ACADIA NAT’L PARK — Aside from the foundation of the main house and the steps leading down toward the water, there’s not much left of what was Old Farm, the Compass Harbor estate of George B. Dorr, who is known as the father of Acadia.
But now, if you have a smart phone, you can download a free app and learn about Old Farm and the man who lived there as you take a virtual tour.
Marie Yarborough, curator of Acadia’s William Otis Sawtelle Collections & Research Center, said it was decided early on that a virtual tour would be more appropriate, more interesting and less obtrusive than trailside exhibits or interpretive signs.
Old Farm is off Main Street in Bar Harbor, about a mile south of the Village Green.
Dorr donated the 58-acre property to Acadia in 1942, two years before his death. The estate included the 30-room main house, which his parents built in 1880 as their summer home, the Storm Beach Cottage, a barn and several other outbuildings.
Following World War II, the National Park Service began questioning the value of Old Farm.
“A decision was reached that the expense associated with preserving and maintaining Old Farm for public use was too heavy for the park service to bear,” the virtual tour narration explains.
The park service demolished all of the buildings except the cottage in the 1950s.
“There’s really not a lot there that we could reclaim,” Yarborough said. “Once natural and cultural resources are gone, you can’t bring them back, but you can use digital platforms to help bridge the gap between what was here then and what is here now.
“We have objects from Old Farm and historic images in our collection. So, we looked at how we could use those to recreate digitally the story of George Dorr’s love of that place and how it was a place of inspiration for him as he created Acadia.”
The virtual tour draws heavily on Dorr’s own writings.
“It was the wonderful beauty of the flowers that grew so naturally and simply in my mother’s garden by the sea at Old Farm that more than aught else led me along the way … to the founding of Acadia National Park,” he wrote.
According to a National Park Service publication, Dorr “spent most of his adult life bringing the park into being, caring for the park and expanding it.” He served as the park’s first superintendent, from its establishment as a national monument in 1916 to 1944.
The map of Old Farm that you see when you download the app has numbers that correspond to the numbers on small posts around the property. When you press on a number on the map, up pops a narrated video montage of historic images that relate to that site.
This is the first virtual tour of a historic site that Acadia has produced. Yarborough, as project manager, coordinated the planning and content development. The technical elements and creation of the app were handled by a team headed by Mike Kelly, an adjunct faculty member in the School of Earth Sciences and Environmental Sustainability at Northern Arizona University and a specialist in digital media design.

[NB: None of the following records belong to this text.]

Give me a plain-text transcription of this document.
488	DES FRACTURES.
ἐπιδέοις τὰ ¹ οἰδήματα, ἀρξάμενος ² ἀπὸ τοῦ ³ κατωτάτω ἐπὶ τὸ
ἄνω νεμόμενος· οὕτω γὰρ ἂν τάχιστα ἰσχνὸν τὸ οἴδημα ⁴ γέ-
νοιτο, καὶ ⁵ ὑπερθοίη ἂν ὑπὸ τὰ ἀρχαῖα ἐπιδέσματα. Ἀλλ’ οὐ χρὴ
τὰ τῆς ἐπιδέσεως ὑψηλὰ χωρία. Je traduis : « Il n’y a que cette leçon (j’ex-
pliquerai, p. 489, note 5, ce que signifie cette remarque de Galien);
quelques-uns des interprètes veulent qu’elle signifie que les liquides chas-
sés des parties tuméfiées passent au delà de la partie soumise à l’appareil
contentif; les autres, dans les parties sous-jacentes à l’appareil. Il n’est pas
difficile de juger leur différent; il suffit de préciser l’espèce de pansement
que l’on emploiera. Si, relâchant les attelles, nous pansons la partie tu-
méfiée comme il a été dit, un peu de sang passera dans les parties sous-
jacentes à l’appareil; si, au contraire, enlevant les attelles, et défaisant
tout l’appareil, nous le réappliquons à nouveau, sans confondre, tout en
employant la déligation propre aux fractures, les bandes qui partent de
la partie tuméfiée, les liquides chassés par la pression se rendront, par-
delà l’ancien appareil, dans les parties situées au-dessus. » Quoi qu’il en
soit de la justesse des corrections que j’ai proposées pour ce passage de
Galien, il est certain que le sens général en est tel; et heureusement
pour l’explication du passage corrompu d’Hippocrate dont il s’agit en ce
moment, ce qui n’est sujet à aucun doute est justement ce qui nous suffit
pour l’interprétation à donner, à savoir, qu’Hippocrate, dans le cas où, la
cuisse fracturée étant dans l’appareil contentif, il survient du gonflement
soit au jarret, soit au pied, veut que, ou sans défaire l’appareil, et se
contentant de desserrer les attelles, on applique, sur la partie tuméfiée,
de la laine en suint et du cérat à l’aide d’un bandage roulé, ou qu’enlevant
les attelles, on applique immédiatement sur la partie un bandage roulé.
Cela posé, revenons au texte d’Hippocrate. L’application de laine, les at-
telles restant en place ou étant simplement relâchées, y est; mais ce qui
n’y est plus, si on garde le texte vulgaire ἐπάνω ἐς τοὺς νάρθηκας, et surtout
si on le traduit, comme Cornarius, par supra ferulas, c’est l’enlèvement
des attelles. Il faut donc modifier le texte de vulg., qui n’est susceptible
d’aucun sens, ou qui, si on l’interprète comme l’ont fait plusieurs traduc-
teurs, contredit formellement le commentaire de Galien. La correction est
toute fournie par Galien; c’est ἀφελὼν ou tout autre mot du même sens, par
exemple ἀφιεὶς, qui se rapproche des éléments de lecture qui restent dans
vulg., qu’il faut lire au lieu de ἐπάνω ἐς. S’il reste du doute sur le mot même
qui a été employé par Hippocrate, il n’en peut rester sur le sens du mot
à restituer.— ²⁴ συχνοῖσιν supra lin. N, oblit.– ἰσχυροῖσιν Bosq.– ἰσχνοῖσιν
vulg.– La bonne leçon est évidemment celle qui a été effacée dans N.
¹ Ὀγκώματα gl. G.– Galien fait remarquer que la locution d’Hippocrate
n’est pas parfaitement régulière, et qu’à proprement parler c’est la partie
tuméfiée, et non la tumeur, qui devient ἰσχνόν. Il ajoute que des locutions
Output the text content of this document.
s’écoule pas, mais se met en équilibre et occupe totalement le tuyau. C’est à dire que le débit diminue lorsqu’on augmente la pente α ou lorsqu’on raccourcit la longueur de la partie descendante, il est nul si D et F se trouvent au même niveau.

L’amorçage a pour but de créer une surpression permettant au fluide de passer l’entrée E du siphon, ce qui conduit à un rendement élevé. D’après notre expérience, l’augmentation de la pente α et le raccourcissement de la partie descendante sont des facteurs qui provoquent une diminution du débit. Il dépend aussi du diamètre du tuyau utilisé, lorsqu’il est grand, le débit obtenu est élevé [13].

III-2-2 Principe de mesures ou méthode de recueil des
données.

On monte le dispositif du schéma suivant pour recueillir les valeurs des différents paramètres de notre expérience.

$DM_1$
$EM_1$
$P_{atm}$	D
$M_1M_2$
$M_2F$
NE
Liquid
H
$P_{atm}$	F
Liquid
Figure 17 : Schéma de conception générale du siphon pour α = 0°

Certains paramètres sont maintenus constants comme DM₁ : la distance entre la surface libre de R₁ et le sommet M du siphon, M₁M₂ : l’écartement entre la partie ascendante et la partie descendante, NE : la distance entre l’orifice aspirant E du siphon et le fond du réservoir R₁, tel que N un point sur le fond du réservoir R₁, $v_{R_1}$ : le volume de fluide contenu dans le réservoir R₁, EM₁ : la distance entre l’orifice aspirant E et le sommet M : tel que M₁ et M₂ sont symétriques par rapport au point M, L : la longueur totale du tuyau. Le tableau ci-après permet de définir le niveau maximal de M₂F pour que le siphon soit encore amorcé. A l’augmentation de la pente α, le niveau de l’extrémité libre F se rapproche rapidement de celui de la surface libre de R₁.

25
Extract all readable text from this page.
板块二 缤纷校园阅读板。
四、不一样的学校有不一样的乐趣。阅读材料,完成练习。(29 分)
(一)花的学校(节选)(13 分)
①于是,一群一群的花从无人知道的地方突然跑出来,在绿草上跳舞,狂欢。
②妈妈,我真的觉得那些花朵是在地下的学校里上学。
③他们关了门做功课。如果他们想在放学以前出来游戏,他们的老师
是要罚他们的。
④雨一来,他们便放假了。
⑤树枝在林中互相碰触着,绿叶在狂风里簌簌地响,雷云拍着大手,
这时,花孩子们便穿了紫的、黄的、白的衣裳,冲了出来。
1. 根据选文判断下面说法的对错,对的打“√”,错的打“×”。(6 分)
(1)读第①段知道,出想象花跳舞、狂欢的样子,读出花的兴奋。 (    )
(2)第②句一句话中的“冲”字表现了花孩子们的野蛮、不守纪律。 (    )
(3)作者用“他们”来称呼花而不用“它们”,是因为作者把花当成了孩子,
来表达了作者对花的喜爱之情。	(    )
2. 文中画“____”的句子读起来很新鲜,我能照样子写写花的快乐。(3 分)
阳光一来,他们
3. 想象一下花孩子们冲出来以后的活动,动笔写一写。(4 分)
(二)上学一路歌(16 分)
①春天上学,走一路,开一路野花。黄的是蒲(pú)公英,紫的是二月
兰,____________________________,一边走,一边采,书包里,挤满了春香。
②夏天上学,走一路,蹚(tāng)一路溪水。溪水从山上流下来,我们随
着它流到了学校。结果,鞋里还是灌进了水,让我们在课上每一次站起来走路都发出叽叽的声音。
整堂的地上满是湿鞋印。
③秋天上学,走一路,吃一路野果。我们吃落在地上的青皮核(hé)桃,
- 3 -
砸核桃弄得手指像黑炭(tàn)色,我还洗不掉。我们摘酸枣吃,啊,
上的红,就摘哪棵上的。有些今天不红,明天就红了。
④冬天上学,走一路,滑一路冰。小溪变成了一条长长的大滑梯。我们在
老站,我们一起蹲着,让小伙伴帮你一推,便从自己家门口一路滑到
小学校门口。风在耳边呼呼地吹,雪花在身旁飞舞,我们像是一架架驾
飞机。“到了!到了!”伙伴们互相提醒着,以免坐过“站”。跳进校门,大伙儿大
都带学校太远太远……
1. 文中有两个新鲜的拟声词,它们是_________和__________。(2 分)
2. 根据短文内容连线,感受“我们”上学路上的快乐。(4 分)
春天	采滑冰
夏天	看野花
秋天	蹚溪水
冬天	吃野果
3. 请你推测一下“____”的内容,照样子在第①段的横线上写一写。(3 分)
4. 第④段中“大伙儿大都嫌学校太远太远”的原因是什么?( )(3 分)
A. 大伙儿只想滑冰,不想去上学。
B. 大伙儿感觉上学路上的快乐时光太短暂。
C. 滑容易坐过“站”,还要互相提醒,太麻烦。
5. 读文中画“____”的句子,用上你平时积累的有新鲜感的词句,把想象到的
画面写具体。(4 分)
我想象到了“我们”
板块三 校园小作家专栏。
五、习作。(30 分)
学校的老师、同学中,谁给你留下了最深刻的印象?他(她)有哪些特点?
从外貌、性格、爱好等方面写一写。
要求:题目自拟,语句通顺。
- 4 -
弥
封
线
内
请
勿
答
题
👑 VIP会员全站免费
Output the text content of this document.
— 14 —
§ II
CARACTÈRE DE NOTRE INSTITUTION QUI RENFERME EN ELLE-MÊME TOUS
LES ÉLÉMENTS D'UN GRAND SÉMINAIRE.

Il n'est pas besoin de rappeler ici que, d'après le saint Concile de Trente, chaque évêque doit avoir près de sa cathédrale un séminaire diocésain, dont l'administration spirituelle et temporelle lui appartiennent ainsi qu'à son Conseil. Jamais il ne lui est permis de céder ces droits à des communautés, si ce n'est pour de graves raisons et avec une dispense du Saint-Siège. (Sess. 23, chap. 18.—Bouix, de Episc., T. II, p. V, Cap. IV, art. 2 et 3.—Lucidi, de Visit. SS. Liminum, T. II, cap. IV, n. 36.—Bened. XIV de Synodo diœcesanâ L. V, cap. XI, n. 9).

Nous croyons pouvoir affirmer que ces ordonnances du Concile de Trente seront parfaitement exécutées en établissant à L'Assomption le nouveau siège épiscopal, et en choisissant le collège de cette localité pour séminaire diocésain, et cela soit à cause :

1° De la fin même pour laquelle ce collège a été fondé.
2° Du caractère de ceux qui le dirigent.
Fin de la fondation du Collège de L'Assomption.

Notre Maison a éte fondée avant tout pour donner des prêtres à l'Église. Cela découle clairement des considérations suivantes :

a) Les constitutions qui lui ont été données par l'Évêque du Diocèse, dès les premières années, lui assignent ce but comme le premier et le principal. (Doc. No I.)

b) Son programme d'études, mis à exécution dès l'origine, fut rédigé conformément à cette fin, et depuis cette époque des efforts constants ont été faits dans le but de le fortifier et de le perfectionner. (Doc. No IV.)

“We don’t have that expertise here,” Yarborough said. “But the park service has agreements in place that lets us work with universities and colleges that have experts [in various fields]. There are long-standing relationships that help us get the work done with the best people.”
Three years ago, the park commissioned a comprehensive inventory and assessment of the Dorr property’s historic features.
“We’ve never had the baseline documentation to help us decide what an appropriate level of treatment or management should be,” Rebecca Cole-Will, Acadia’s chief of resource management, said at the time.
Landscape architect Ericka Duym headed the project.
“The primary goals were to document the landscape features that are still there and to evaluate the condition of those features and whether they really contribute to the historic character of Old Farm and Dorr’s influence on the landscape,” Duym said.
Rather than restoring or reconstructing Old Farm, Cole-Will said the park would maintain it as a natural area, “applying a light touch that respects the existing conditions.”
She said that approach would allow for such things as repairing wobbly stone steps to make them safe, stabilizing the foundation of the Manor House, removing trees that have fallen across paths and managing invasive plant species.
Yarborough said Duym’s inventory of Old Farm’s historic features provided valuable material for the virtual tour, which became available for download in mid June.
To take the tour, Yarborough said, “You go to the App Store and search for Old Farm, and it just pops up and you download it. We think it is a pretty simple application you can use to learn about the history of Compass Harbor, the history of Old Farm and the history of George Dorr’s presence there.
“We wanted to make sure that whatever we did there wasn’t going to add too much to that space because there’s a history of people really loving it as it is.”